Instructions
This problem set is due on Friday October 18, 2019 at 23:59. Solutions to Problems should be submitted on Gradescope and will be graded. Solutions to Exercises will not be graded and you should not submit them, although we will be happy to discuss them with you.
Problems
- Show that $A \subseteq B$ if and only if $A \cap \overline B = \emptyset$.
- Prove that if $a \mid b$ then $\operatorname{Div}(a) \subseteq \operatorname{Div}(b)$.
- Prove that if $a \mid b$ and $b \mid a$ then $a = ±b$.
- Use Euclid's algorithm to determine the gcd for the following pairs of integers:
- $14112, 3024$
- $2006, 935$
- Let $a,b,q,r$ be integers such that $a = bq + r$ satisfies the Division theorem. Show that $r = a \pmod b$.
Exercises
- Rosen 2.1 Exercises 38
- Rosen 2.2 Exercises 18, 19
- Show that $A \cap (B \cup C) = (A \cap B) \cup (A \cap C)$
- Show that $A \cup (B \cap C) = (A \cup B) \cap (A \cup C)$
- Prove that a function $f:A \to B$ is one-to-one if and only if $\forall x, y \in A, x \neq y \rightarrow f(x) \neq f(y)$.

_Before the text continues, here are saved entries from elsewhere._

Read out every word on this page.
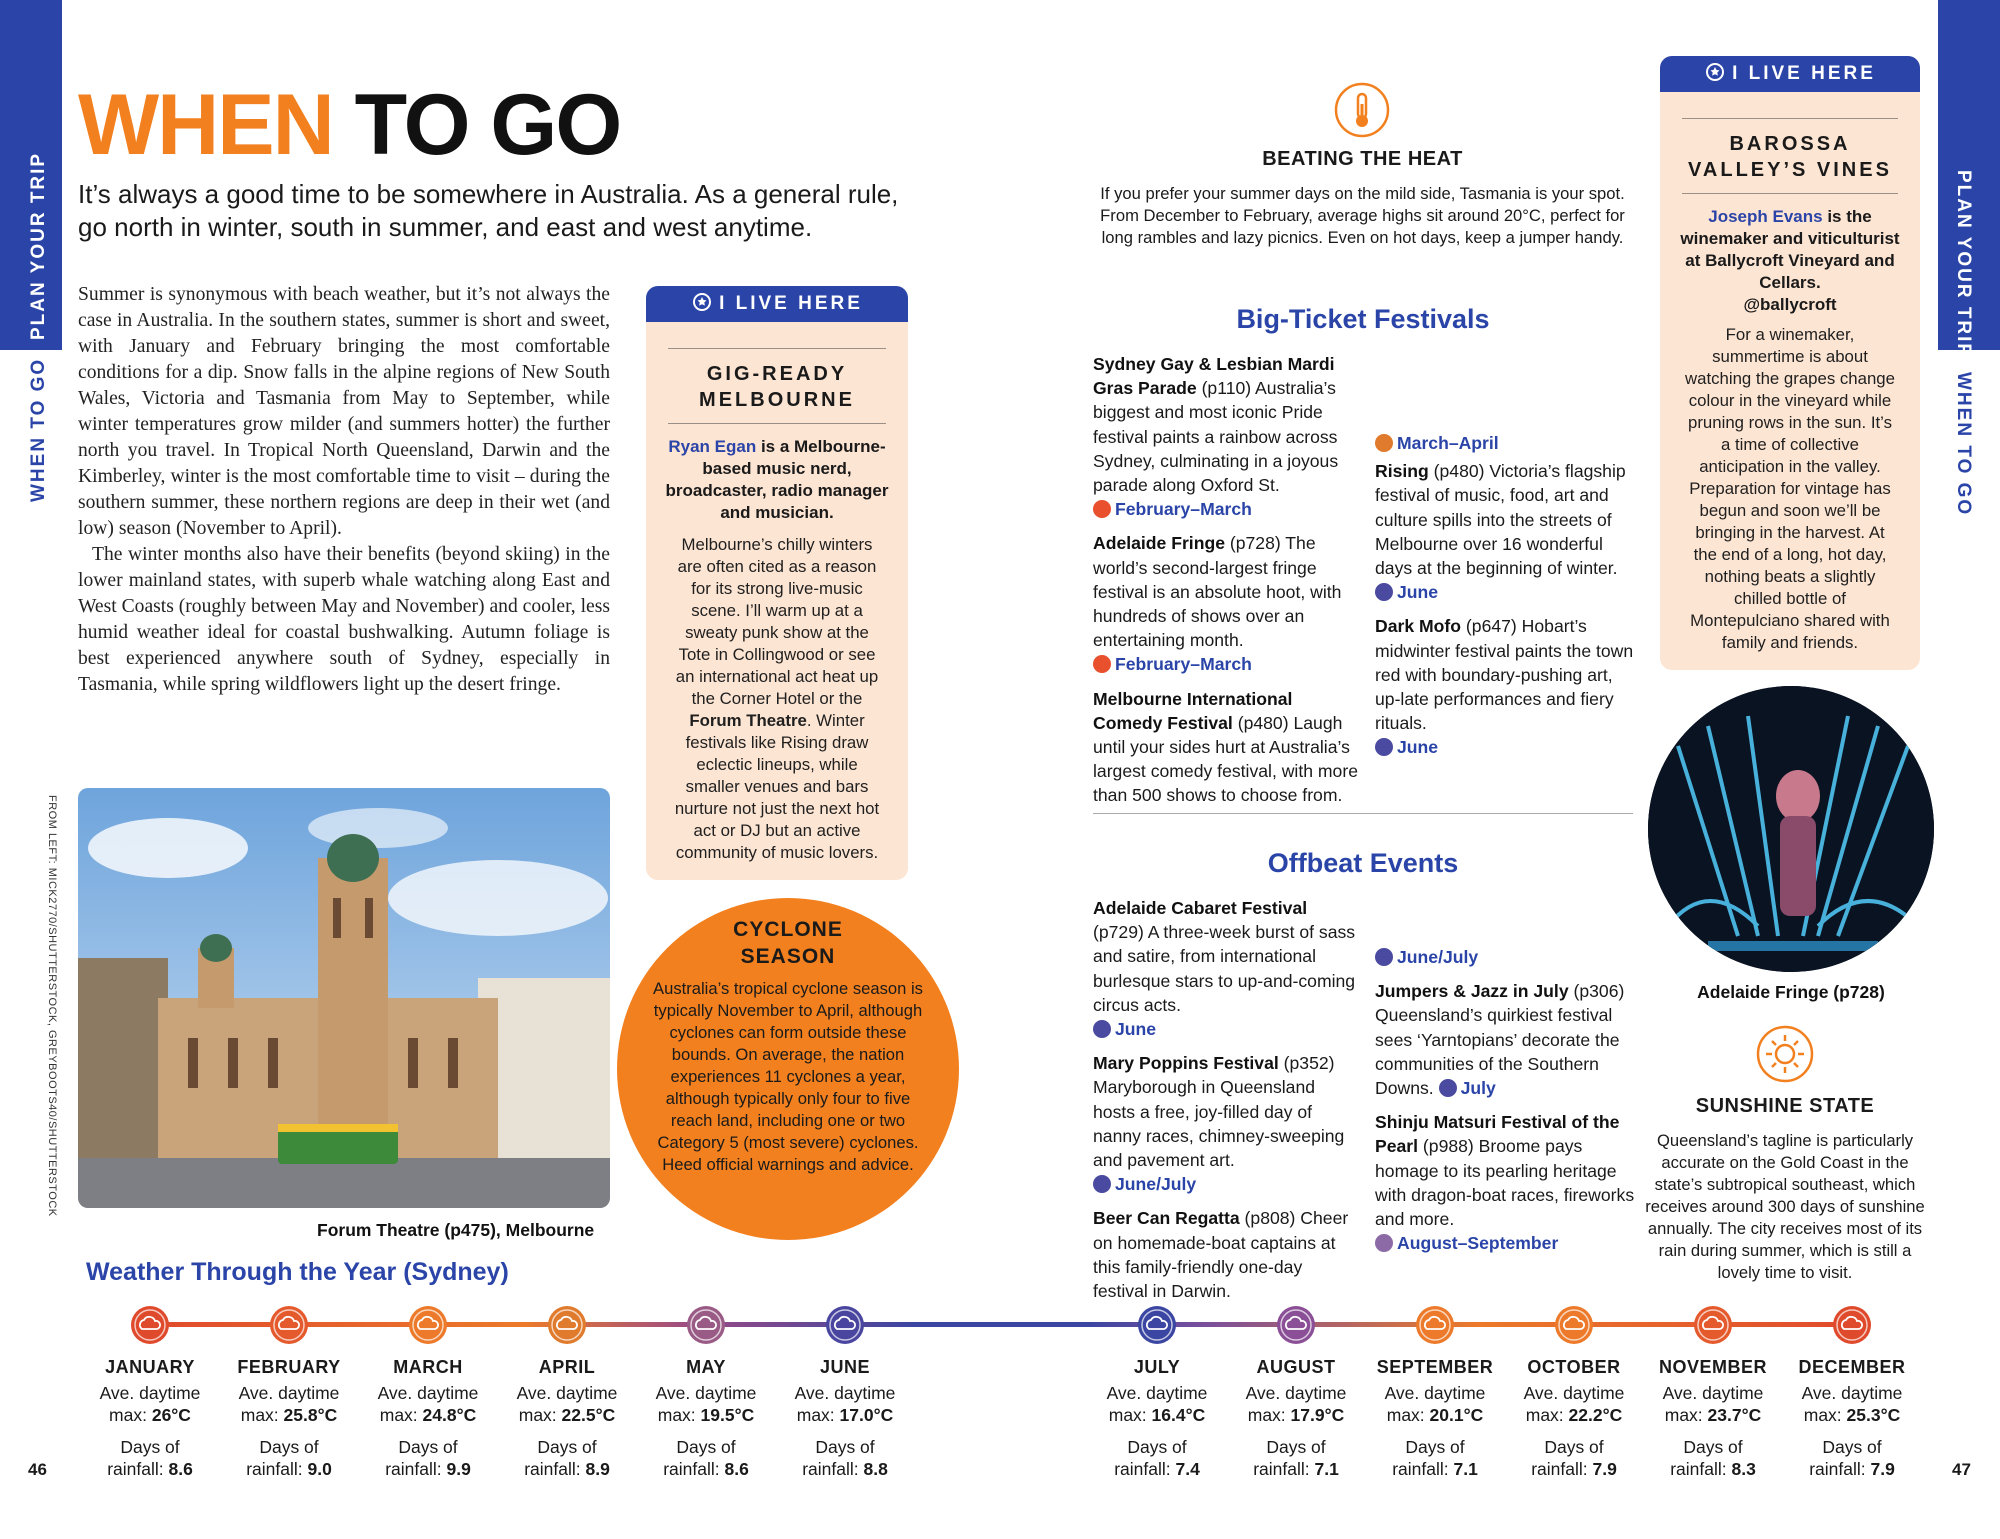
PLAN YOUR TRIP
WHEN TO GO
PLAN YOUR TRIP
WHEN TO GO
WHEN TO GO
It’s always a good time to be somewhere in Australia. As a general rule, go north in winter, south in summer, and east and west anytime.

Summer is synonymous with beach weather, but it’s not always the case in Australia. In the southern states, summer is short and sweet, with January and February bringing the most comfortable conditions for a dip. Snow falls in the alpine regions of New South Wales, Victoria and Tasmania from May to September, while winter temperatures grow milder (and summers hotter) the further north you travel. In Tropical North Queensland, Darwin and the Kimberley, winter is the most comfortable time to visit – during the southern summer, these northern regions are deep in their wet (and low) season (November to April).

The winter months also have their benefits (beyond skiing) in the lower mainland states, with superb whale watching along East and West Coasts (roughly between May and November) and cooler, less humid weather ideal for coastal bushwalking. Autumn foliage is best experienced anywhere south of Sydney, especially in Tasmania, while spring wildflowers light up the desert fringe.

FROM LEFT: MICK2770/SHUTTERSTOCK, GREYBOOTS40/SHUTTERSTOCK
Forum Theatre (p475), Melbourne
I LIVE HERE
GIG-READY
MELBOURNE
Ryan Egan is a Melbourne-based music nerd, broadcaster, radio manager and musician.
Melbourne’s chilly winters are often cited as a reason for its strong live-music scene. I’ll warm up at a sweaty punk show at the Tote in Collingwood or see an international act heat up the Corner Hotel or the Forum Theatre. Winter festivals like Rising draw eclectic lineups, while smaller venues and bars nurture not just the next hot act or DJ but an active community of music lovers.
CYCLONE
SEASON
Australia’s tropical cyclone season is typically November to April, although cyclones can form outside these bounds. On average, the nation experiences 11 cyclones a year, although typically only four to five reach land, including one or two Category 5 (most severe) cyclones. Heed official warnings and advice.
BEATING THE HEAT
If you prefer your summer days on the mild side, Tasmania is your spot. From December to February, average highs sit around 20°C, perfect for long rambles and lazy picnics. Even on hot days, keep a jumper handy.
Big-Ticket Festivals
Sydney Gay & Lesbian Mardi Gras Parade (p110) Australia’s biggest and most iconic Pride festival paints a rainbow across Sydney, culminating in a joyous parade along Oxford St.
February–March
Adelaide Fringe (p728) The world’s second-largest fringe festival is an absolute hoot, with hundreds of shows over an entertaining month.
February–March
Melbourne International Comedy Festival (p480) Laugh until your sides hurt at Australia’s largest comedy festival, with more than 500 shows to choose from.
March–April
Rising (p480) Victoria’s flagship festival of music, food, art and culture spills into the streets of Melbourne over 16 wonderful days at the beginning of winter. June
Dark Mofo (p647) Hobart’s midwinter festival paints the town red with boundary-pushing art, up-late performances and fiery rituals.
June
Offbeat Events
Adelaide Cabaret Festival (p729) A three-week burst of sass and satire, from international burlesque stars to up-and-coming circus acts.
June
Mary Poppins Festival (p352) Maryborough in Queensland hosts a free, joy-filled day of nanny races, chimney-sweeping and pavement art.
June/July
Beer Can Regatta (p808) Cheer on homemade-boat captains at this family-friendly one-day festival in Darwin.
June/July
Jumpers & Jazz in July (p306) Queensland’s quirkiest festival sees ‘Yarntopians’ decorate the communities of the Southern Downs. July
Shinju Matsuri Festival of the Pearl (p988) Broome pays homage to its pearling heritage with dragon-boat races, fireworks and more.
August–September
I LIVE HERE
BAROSSA
VALLEY’S VINES
Joseph Evans is the winemaker and viticulturist at Ballycroft Vineyard and Cellars.
@ballycroft
For a winemaker, summertime is about watching the grapes change colour in the vineyard while pruning rows in the sun. It’s a time of collective anticipation in the valley. Preparation for vintage has begun and soon we’ll be bringing in the harvest. At the end of a long, hot day, nothing beats a slightly chilled bottle of Montepulciano shared with family and friends.
Adelaide Fringe (p728)
SUNSHINE STATE
Queensland’s tagline is particularly accurate on the Gold Coast in the state’s subtropical southeast, which receives around 300 days of sunshine annually. The city receives most of its rain during summer, which is still a lovely time to visit.
Weather Through the Year (Sydney)
JANUARY
Ave. daytime
max: 26°C
Days of
rainfall: 8.6
FEBRUARY
Ave. daytime
max: 25.8°C
Days of
rainfall: 9.0
MARCH
Ave. daytime
max: 24.8°C
Days of
rainfall: 9.9
APRIL
Ave. daytime
max: 22.5°C
Days of
rainfall: 8.9
MAY
Ave. daytime
max: 19.5°C
Days of
rainfall: 8.6
JUNE
Ave. daytime
max: 17.0°C
Days of
rainfall: 8.8
JULY
Ave. daytime
max: 16.4°C
Days of
rainfall: 7.4
AUGUST
Ave. daytime
max: 17.9°C
Days of
rainfall: 7.1
SEPTEMBER
Ave. daytime
max: 20.1°C
Days of
rainfall: 7.1
OCTOBER
Ave. daytime
max: 22.2°C
Days of
rainfall: 7.9
NOVEMBER
Ave. daytime
max: 23.7°C
Days of
rainfall: 8.3
DECEMBER
Ave. daytime
max: 25.3°C
Days of
rainfall: 7.9
46	47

- Suppose that $f:A \to B$ is a correspondence. Show that $f$ has a unique inverse, denoted $f^{-1}$, and that $\forall x \in B, f(f^{-1}(x)) = x$. (For the definition of inverse, see Definition 3.21)
- Rosen 4.1 Exercises 6, 7
- Rosen 4.1 Exercises 34-36
- Rosen 4.3 Exercises 32, 33
- Rosen 4.3 Exercises 41-44. These involve the Extended Euclidean Algorithm that was mentioned in class.